Dr. R. Sanders “Sandy” Williams Named Dean of Duke University School of Medicine
DURHAM, N.C. -- Dr. R. Sanders "Sandy" Williams has been named dean of the Duke University School of Medicine and vice chancellor for academic affairs at Duke University Medical Center, Dr. Ralph Snyderman, CEO and president of Duke University Health System and chancellor for health affairs, announced today.
Williams, who received his medical degree from Duke in 1974, currently serves as chief of the division of cardiology and director of the Ryburn Center for Molecular Cardiology at the University of Texas Southwestern Medical Center in Dallas. He also holds the James T. Willerson Distinguished Chair in Cardiovascular Medicine. Williams officially begins his appointment with Duke on July 1. The appointment is subject to approval by the University's Board of Trustees.
"I am delighted to have Dr. Williams return to Duke to assume this critical leadership position. He is one of the rare outstanding 'triple threats' in academic medicine. Sandy is an internationally recognized research cardiologist, a highly regarded clinician and an excellent teacher," Dr. Snyderman said. "As one of the leading medical institutions in the country, Duke stands at the forefront of academic medicine, and it is imperative that we have a person with Dr. Williams' impressive qualifications, scholarly contributions, drive and vision to lead our important education and research missions in the 21st century. With his leadership, our institution is prepared to transform academic medicine."
The selection of Williams, 52, comes after a national search, following the departure of Dean Edward Holmes in September 2000. Holmes is now vice chancellor for health sciences and dean of the School of Medicine at the University of California, San Diego.
"My roots at Duke run very deep, and I am both honored and exhilarated to return now with an opportunity to contribute from a senior leadership position," Williams said. "As a medical student, cardiology fellow and junior faculty member at Duke, I saw and learned firsthand the special qualities that have earned Duke Medical School its high position among the elite institutions of academic medicine.
"There are serious challenges facing academic medicine, and Duke's potential to play a unique, transforming role to advance patient care and biomedical science in the new century is thrilling. It is my goal to facilitate the success of our faculty and students so as to realize this vision," Williams added. "Several periods of my education and faculty career have been spent at other great institutions, and I have gained valuable experience in each of these settings. However, it seems that I am drawn invariably back to Duke by an attraction too strong to resist. This is a joyous homecoming for me and for my family, and I look forward to serving Duke to the best of my abilities."
Williams earned an undergraduate degree from Princeton University in 1970 and his medical degree from Duke in 1974. He completed a residency in internal medicine at Massachusetts General Hospital and then a cardiology research fellowship at Duke.
Williams joined the Duke faculty in 1980 as an assistant professor of medicine, physiology and cell biology. He briefly left Duke in 1984-1985 becoming a visiting professor in the department of biochemistry at Oxford University. Williams then returned to Duke and in 1986 became an associate professor of medicine and microbiology. In 1990, Williams took a position as professor of internal medicine, biochemistry and molecular biology and chief of cardiology at the University of Texas Southwestern Medical Center. In 1995 and 1996, Williams served as a visiting scientist at the Cold Spring Harbor Laboratory in New York.

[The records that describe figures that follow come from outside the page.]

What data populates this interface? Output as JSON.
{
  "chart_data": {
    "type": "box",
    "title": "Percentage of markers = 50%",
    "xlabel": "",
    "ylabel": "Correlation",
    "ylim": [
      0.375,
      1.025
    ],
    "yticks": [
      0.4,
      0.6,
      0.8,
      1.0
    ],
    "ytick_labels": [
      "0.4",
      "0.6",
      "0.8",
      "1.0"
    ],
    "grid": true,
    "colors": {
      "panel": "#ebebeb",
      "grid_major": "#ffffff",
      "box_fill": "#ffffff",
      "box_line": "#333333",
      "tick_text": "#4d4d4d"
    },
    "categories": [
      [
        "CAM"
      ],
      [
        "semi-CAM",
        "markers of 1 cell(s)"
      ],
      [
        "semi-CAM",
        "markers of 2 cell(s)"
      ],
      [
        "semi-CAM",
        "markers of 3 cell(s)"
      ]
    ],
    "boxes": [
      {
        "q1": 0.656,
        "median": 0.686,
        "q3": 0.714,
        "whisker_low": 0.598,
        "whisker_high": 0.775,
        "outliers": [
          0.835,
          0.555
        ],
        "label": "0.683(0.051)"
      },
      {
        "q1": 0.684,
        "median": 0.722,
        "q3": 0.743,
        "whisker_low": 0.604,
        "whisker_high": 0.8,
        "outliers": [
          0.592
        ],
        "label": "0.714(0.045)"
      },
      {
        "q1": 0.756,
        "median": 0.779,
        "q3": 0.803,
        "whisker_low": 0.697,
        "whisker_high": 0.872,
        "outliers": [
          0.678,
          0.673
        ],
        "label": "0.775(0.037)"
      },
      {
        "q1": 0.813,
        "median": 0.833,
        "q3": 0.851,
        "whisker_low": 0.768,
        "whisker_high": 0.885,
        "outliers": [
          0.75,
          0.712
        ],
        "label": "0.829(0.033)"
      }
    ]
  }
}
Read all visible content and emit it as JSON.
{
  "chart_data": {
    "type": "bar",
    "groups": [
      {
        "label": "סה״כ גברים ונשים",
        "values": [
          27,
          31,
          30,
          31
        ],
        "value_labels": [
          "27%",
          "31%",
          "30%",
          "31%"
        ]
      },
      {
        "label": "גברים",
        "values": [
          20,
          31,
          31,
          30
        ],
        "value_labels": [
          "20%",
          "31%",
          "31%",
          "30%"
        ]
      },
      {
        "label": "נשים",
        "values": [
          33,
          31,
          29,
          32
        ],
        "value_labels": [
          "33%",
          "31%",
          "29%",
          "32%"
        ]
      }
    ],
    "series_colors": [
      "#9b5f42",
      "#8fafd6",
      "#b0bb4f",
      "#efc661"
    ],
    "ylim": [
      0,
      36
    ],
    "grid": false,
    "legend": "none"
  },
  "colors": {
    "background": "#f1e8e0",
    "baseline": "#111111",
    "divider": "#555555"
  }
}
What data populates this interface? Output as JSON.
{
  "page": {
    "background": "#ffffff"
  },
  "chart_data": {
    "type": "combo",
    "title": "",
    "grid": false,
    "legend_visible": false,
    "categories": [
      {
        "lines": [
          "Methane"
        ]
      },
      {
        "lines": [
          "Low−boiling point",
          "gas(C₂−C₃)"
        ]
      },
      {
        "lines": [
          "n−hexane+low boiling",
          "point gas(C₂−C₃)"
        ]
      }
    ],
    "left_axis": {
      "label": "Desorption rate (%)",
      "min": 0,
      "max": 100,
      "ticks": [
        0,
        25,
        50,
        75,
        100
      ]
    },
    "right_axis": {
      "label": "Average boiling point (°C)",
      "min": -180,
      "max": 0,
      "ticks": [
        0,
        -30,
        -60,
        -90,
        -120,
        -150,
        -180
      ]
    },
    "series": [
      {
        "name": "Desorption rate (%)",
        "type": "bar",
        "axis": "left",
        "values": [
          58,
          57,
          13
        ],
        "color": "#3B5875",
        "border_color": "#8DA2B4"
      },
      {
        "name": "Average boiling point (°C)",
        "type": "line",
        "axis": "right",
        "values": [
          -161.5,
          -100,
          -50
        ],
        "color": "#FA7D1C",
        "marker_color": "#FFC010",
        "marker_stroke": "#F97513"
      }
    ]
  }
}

While at UT-Southwestern, Williams was responsible for growing the cardiology division faculty from 12 to 50 in addition to increasing extramural funding to the division to among the highest in the nation. Additionally, Williams last year helped to develop the Center for Biomedical Invention (CBI) within the cardiology division. The CBI develops new devices, drugs and procedures to improve prevention or therapy for heart disease, which can be transferred to pharmaceutical or biotechnology companies for further development and application. He also led the "Dallas Heart Disease Prevention Project," an innovative program of research in the genetic epidemiology of cardiovascular disease.
A native of Athens, Ga., Williams has won numerous awards for his research and teaching in cardiovascular disease and in 2000 was honored with the Duke University School of Medicine Distinguished Alumnus Award.
Williams, who is married and has three children, has more than 150 medical and scientific publications and holds five patents for his work. Additionally, he has earned significant research funding, including a D.W. Reynolds Foundation Center for Clinical Cardiovascular Research grant. Williams also has chaired several committees for the American Heart Association, including its Research Committee that annually distributes more than $200 million in research funding, and last year served as president of the Association of University Cardiologists.